Toward 1 Million Miles of Pedestrian Detection and Avoidance: Truly Robust Multisensor Safety Systems
Lead Researcher(s)
Ram Vasudevan
Assistant Professor of Mechanical Engineering, College of Engineering
Matt Johnson-Roberson
Associate Professor of Naval Architecture and Marine Engineering and Associate Professor of Electrical Engineering and Computer Science, College of Engineering
Corey Turner
Research Process Manager
Project Team
Project Abstract
The project constructed a multisensor fusion-based approach for pedestrian and cyclist detection and a real-time optimization-based approach for collision avoidance. It used multiple sensors to construct an algorithm to detect and predict the motion of pedestrians and cyclists that is robust to occlusions from any single sensing modality.

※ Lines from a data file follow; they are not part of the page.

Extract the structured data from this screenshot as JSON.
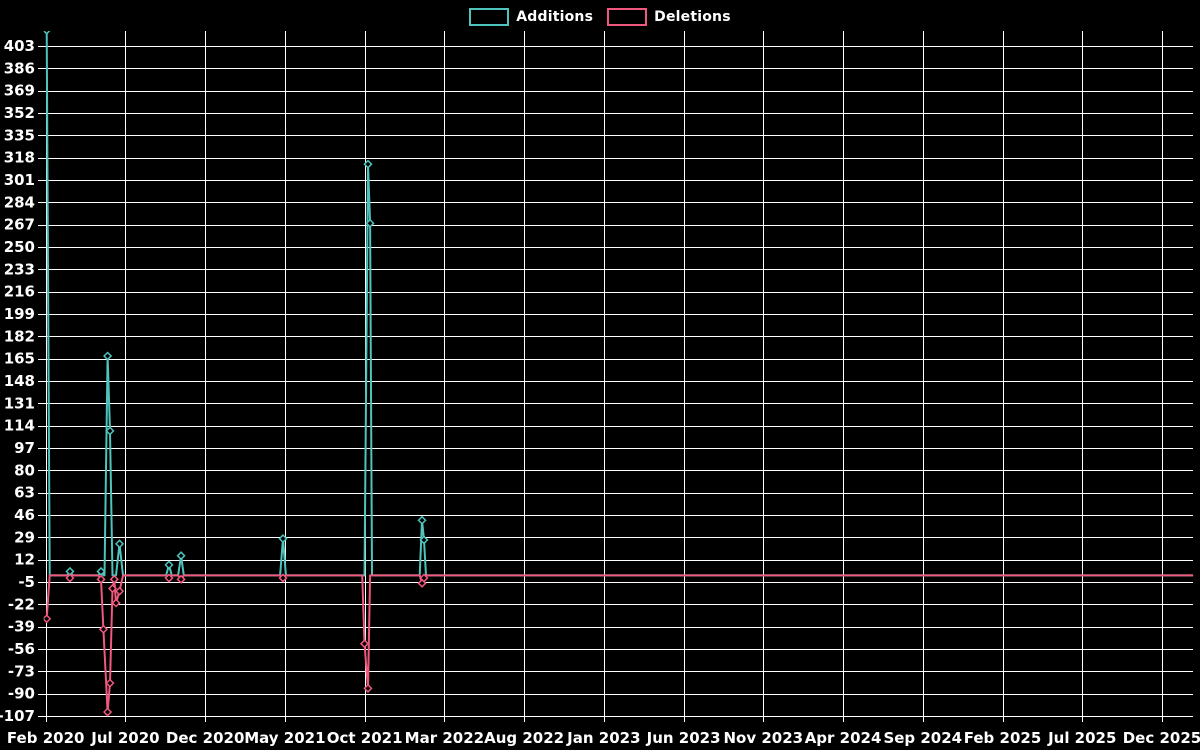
{
  "legend": {
    "additions_label": "Additions",
    "deletions_label": "Deletions"
  },
  "colors": {
    "background": "#000000",
    "grid": "#ffffff",
    "text": "#ffffff",
    "additions": "#4ec4bd",
    "deletions": "#f0587e"
  },
  "chart_data": {
    "type": "line",
    "title": "",
    "xlabel": "",
    "ylabel": "",
    "grid": true,
    "legend_position": "top-center",
    "background": "#000000",
    "y_ticks": [
      403,
      386,
      369,
      352,
      335,
      318,
      301,
      284,
      267,
      250,
      233,
      216,
      199,
      182,
      165,
      148,
      131,
      114,
      97,
      80,
      63,
      46,
      29,
      12,
      -5,
      -22,
      -39,
      -56,
      -73,
      -90,
      -107
    ],
    "ylim": [
      -110,
      413
    ],
    "x_ticks": {
      "months": [
        0,
        5,
        10,
        15,
        20,
        25,
        30,
        35,
        40,
        45,
        50,
        55,
        60,
        65,
        70
      ],
      "labels": [
        "Feb 2020",
        "Jul 2020",
        "Dec 2020",
        "May 2021",
        "Oct 2021",
        "Mar 2022",
        "Aug 2022",
        "Jan 2023",
        "Jun 2023",
        "Nov 2023",
        "Apr 2024",
        "Sep 2024",
        "Feb 2025",
        "Jul 2025",
        "Dec 2025"
      ],
      "xlim_months": [
        0,
        71.95
      ]
    },
    "marker": "diamond",
    "series": [
      {
        "name": "Additions",
        "color": "#4ec4bd",
        "points": [
          [
            0.06,
            415
          ],
          [
            0.25,
            0
          ],
          [
            1.35,
            0
          ],
          [
            1.52,
            3
          ],
          [
            1.7,
            0
          ],
          [
            3.3,
            0
          ],
          [
            3.47,
            3
          ],
          [
            3.62,
            0
          ],
          [
            3.69,
            0
          ],
          [
            3.88,
            167
          ],
          [
            4.03,
            110
          ],
          [
            4.19,
            0
          ],
          [
            4.41,
            0
          ],
          [
            4.63,
            24
          ],
          [
            4.85,
            0
          ],
          [
            7.55,
            0
          ],
          [
            7.73,
            8
          ],
          [
            7.9,
            0
          ],
          [
            8.3,
            0
          ],
          [
            8.49,
            15
          ],
          [
            8.66,
            0
          ],
          [
            14.7,
            0
          ],
          [
            14.88,
            28
          ],
          [
            15.06,
            0
          ],
          [
            19.99,
            0
          ],
          [
            20.21,
            313
          ],
          [
            20.34,
            268
          ],
          [
            20.46,
            0
          ],
          [
            23.45,
            0
          ],
          [
            23.6,
            42
          ],
          [
            23.72,
            27
          ],
          [
            23.85,
            0
          ],
          [
            71.95,
            0
          ]
        ]
      },
      {
        "name": "Deletions",
        "color": "#f0587e",
        "points": [
          [
            0.06,
            -33
          ],
          [
            0.25,
            0
          ],
          [
            1.35,
            0
          ],
          [
            1.52,
            -2
          ],
          [
            1.7,
            0
          ],
          [
            3.3,
            0
          ],
          [
            3.47,
            -3
          ],
          [
            3.62,
            -41
          ],
          [
            3.88,
            -104
          ],
          [
            4.03,
            -82
          ],
          [
            4.19,
            -10
          ],
          [
            4.3,
            -3
          ],
          [
            4.41,
            -21
          ],
          [
            4.63,
            -12
          ],
          [
            4.85,
            0
          ],
          [
            7.55,
            0
          ],
          [
            7.73,
            -2
          ],
          [
            7.9,
            0
          ],
          [
            8.3,
            0
          ],
          [
            8.49,
            -3
          ],
          [
            8.66,
            0
          ],
          [
            14.7,
            0
          ],
          [
            14.88,
            -2
          ],
          [
            15.06,
            0
          ],
          [
            19.85,
            0
          ],
          [
            19.99,
            -52
          ],
          [
            20.21,
            -86
          ],
          [
            20.34,
            0
          ],
          [
            23.45,
            0
          ],
          [
            23.6,
            -6
          ],
          [
            23.72,
            -2
          ],
          [
            23.85,
            0
          ],
          [
            71.95,
            0
          ]
        ]
      }
    ]
  }
}
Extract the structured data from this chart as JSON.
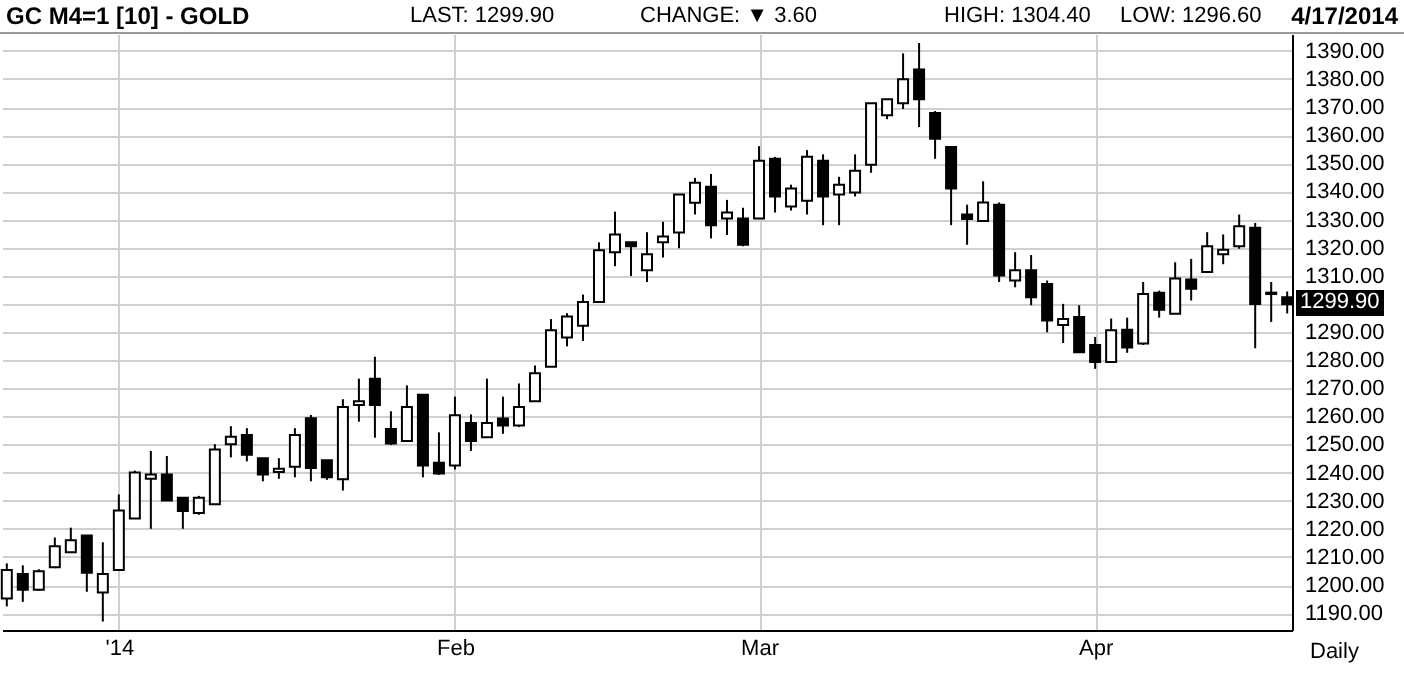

This algorithm was trained upon a realistic dataset drawn from existing Mobility Transformation Center (MTC) testbeds that is orders of magnitude larger than any existing dataset. The project also constructed a real-time optimization scheme to generate controls that avoid collisions with the predicted locations generated by the first algorithm to illustrate the utility of the predictions.
Project Outcome
(1) A 10,000-hour annotated dataset of pedestrian and cyclist motion using the Safety Pilot Model Deployment dataset, which includes data from inclement weather; (2) a multisensor fusion-based approach to detect and predict the motion of pedestrians and cyclists; and (3) a real-time numerical optimization scheme that synthesizes controller interventions, which can safely avoid probabilistic predictions of pedestrian motion.